The thing is, I really quite liked this book until the last chapter ruined everything. You've got a coming of age story where a guy called Rye starts out as a boy, and life is really hard because he loses both his parents young and in miserable ways, but he gets through that with the help of a nice guy named Logan who mentors him and kind of semi-adopts him until he's old enough to go out and be his own man.
And Rye does, he goes out and lives a full life on the frontier and does what he needs to survive, and he falls in love with a girl. And he eventually gets a pretty steady job as a lawman and wants to go back and find that girl and see if she'll marry him.
All well and good. I was 100% on board. Good stuff. Lovely character development. Nice story arc. Very episodic, but I like episodic. Kind of ramble-y, especially for a L'Amour, but I like ramble-y.
And then, that last chapter.
SPOILER ALERT: I am discussing the ending here and I am not going to pull punches and I am going to be crabby about it.
Yeah. That last chapter. When it turns out that -- surprise! -- the big crime boss that our hero has to go up against, the one that's been leading all the baddest of bad criminals in the area for a few years, and who has now kidnapped the woman Rye loves... is his old mentor, Logan. Which, you know, that's a thing -- boy grows up and has to face the fact that the guy who raised him is not as heroic and wonderful as he remembered. It's not a trope I generally like unless it's done just right, but it's a thing. Oedipus and all that. Whatever.
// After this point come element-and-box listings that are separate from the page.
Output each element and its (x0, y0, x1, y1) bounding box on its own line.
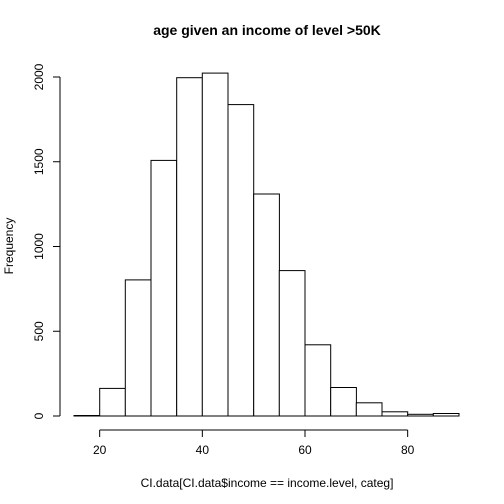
histogram-bar-1 (99, 387, 126, 417)
y-tick-label-4: 2000 (32, 63, 46, 90)
x-tick-label-2: 60 (298, 443, 312, 457)
histogram-bar-2 (124, 279, 152, 417)
histogram-bar-12 (381, 411, 409, 417)
histogram-bar-4 (176, 77, 203, 417)
histogram-bar-8 (278, 270, 306, 417)
histogram-bar-10 (330, 387, 357, 417)
x-axis: 20 40 60 80 (93, 429, 415, 457)
x-axis-label: CI.data[CI.data$income == income.level, … (141, 476, 394, 490)
y-tick-label-1: 500 (32, 321, 46, 341)
histogram-bar-9 (304, 344, 332, 417)
y-axis: 0 500 1000 1500 2000 (32, 63, 61, 419)
y-tick-label-3: 1500 (32, 148, 46, 175)
histogram-bar-5 (201, 72, 229, 417)
chart-title: age given an income of level >50K (153, 22, 381, 38)
histogram-bar-14 (432, 413, 460, 417)
y-tick-label-2: 1000 (32, 233, 46, 260)
x-tick-label-1: 40 (196, 443, 210, 457)
y-axis-label: Frequency (2, 218, 16, 275)
histogram-bar-0 (73, 415, 101, 417)
histogram-bar-3 (150, 159, 178, 417)
bars-group (73, 72, 460, 417)
histogram-bar-13 (407, 413, 434, 417)
histogram-bar-7 (253, 193, 280, 417)
x-tick-label-3: 80 (401, 443, 415, 457)
histogram-bar-11 (355, 402, 383, 417)
x-tick-label-0: 20 (93, 443, 107, 457)
y-tick-label-0: 0 (32, 412, 46, 419)
histogram-bar-6 (227, 104, 255, 417)
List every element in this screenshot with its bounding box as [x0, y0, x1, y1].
Except it didn't make any sense. Like, at all. This mentor he had? Logan? Was a nice guy? Yeah, he had to leave home back east fast after a duel, but he was clearly a good guy? And got married to a really nice lady, and settled down, and was all set to continue being a good guy. Only, unbeknownst to anyone until Logan tells Rye this at the end, his wife died a few years ago, in childbirth, and then, obviously, he turned to evil and became an outlaw kingpin because that completely makes sense. Very logical. Much natural reactionness occurring here.
WHAT THE HECKITY HECK HECK HECK?
I mean, if his wife had died in a train wreck, and so he started robbing trains because he thought the train company had been at fault, that would make sense. Or if his wife died during a bank robbery and the bankers cared more about the stolen money than her life, so he started robbing banks, yeah, okay.
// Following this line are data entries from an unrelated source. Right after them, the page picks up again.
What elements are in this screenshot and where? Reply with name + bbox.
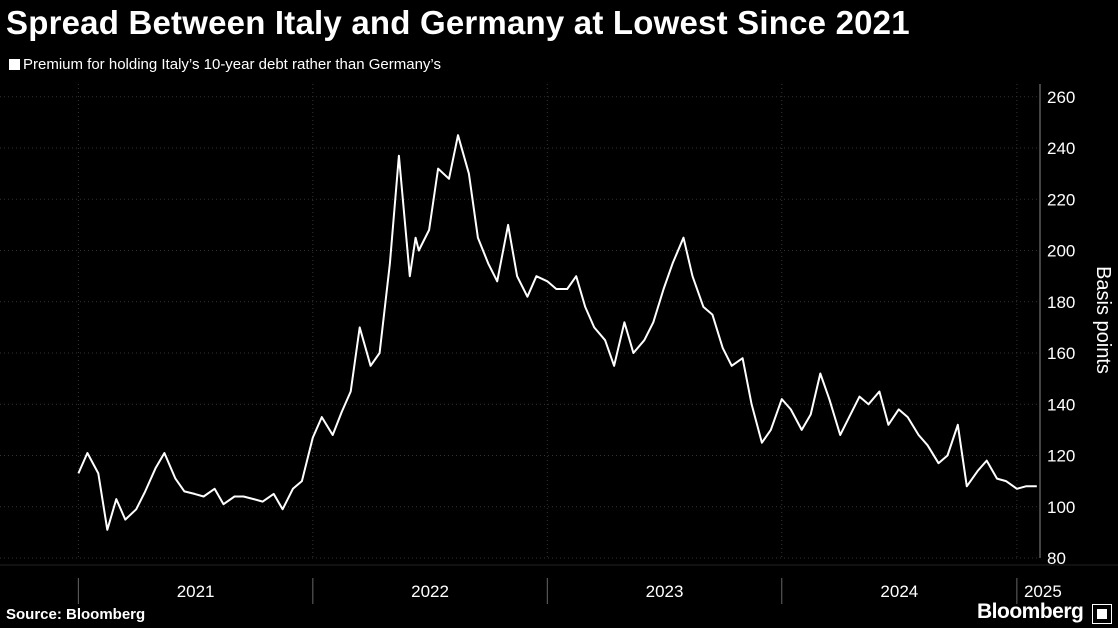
y-axis-label: Basis points bbox=[1092, 266, 1114, 374]
x-tick-label: 2021 bbox=[177, 582, 215, 601]
source-note: Source: Bloomberg bbox=[6, 606, 146, 623]
chart-title: Spread Between Italy and Germany at Lowe… bbox=[6, 4, 910, 41]
brand-mark-icon bbox=[1092, 604, 1112, 624]
legend-swatch bbox=[9, 59, 20, 70]
y-tick-label: 260 bbox=[1047, 88, 1075, 107]
x-tick-label: 2022 bbox=[411, 582, 449, 601]
y-tick-label: 180 bbox=[1047, 293, 1075, 312]
y-tick-label: 200 bbox=[1047, 242, 1075, 261]
y-tick-label: 100 bbox=[1047, 498, 1075, 517]
y-tick-label: 80 bbox=[1047, 549, 1066, 568]
x-tick-label: 2023 bbox=[646, 582, 684, 601]
brand-logo: Bloomberg bbox=[977, 600, 1084, 623]
x-tick-label: 2024 bbox=[880, 582, 918, 601]
y-tick-label: 220 bbox=[1047, 190, 1075, 209]
y-tick-label: 160 bbox=[1047, 344, 1075, 363]
legend: Premium for holding Italy’s 10-year debt… bbox=[9, 56, 441, 73]
y-tick-label: 140 bbox=[1047, 395, 1075, 414]
y-tick-label: 240 bbox=[1047, 139, 1075, 158]
x-tick-label: 2025 bbox=[1024, 582, 1062, 601]
legend-label: Premium for holding Italy’s 10-year debt… bbox=[23, 56, 441, 73]
y-tick-label: 120 bbox=[1047, 447, 1075, 466]
series-line-0 bbox=[77, 134, 1037, 531]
She died in childbirth, y'all. It happens. Still today. It is not a reason to go become a crime boss.
Sigh.
Yeah. You can just see that L'Amour had this really great idea for a plot twist and he couldn't resist using it, and he tossed in the girl being wooed by both Rye and Logan to hammer the whole Oedipal thing home even harder, and... and I hate seeing the author working. I should not be able to do that. I should not, in the course of a book, see what the author is doing. They must be invisible. If I see them, they're doing it wrong. And L'Amour is too doggone good for this kind of thing to just get shrugged off as, "Well, you know, the idea was good..."
Nope. I'm not having it. Sorry, folks. I don't believe the character arc, I see the author tiptoeing around, and I am all kinds of disappointed.
The thing is, I realized after I'd finished the book that L'Amour had totally set up a different plot twist, and it would've been totally cool. Logan had left the east after killing a guy in a duel over this rich girl Logan loved, but her family didn't want her to marry him. And Rye's mom was a rich girl who married Rye's dad against her family's will and left them to be with him. So... what if that was the same girl? What if losing Logan made her determined not to let her family make her decisions for her anymore, and when she fell in love with another guy and her parents pulled that same stunt again, she just left? And what if Rye looked enough like his mom that Logan was reminded of her, and so on? I mean, Rye carries his mom's picture around with him forever, and Logan could even have seen it and known this was the son he almost had, and that's why he takes him in and everything, but he doesn't want to tell him until he's older, whatever.
But noooooooooooooooooooooooooooooooooooooo.
(Happily, I read another L'Amour book right away and liked it heaps, so don't worry, I'm not going to quit reading him just because of one unsatisfactory ending.)
If This was a Movie, I Would Rate It: PG-10 for western violence and peril to women and stuff like that. And some low-level cussing.
This is my 37th book read off my TBR shelves for #TheUnreadShelfProject2020.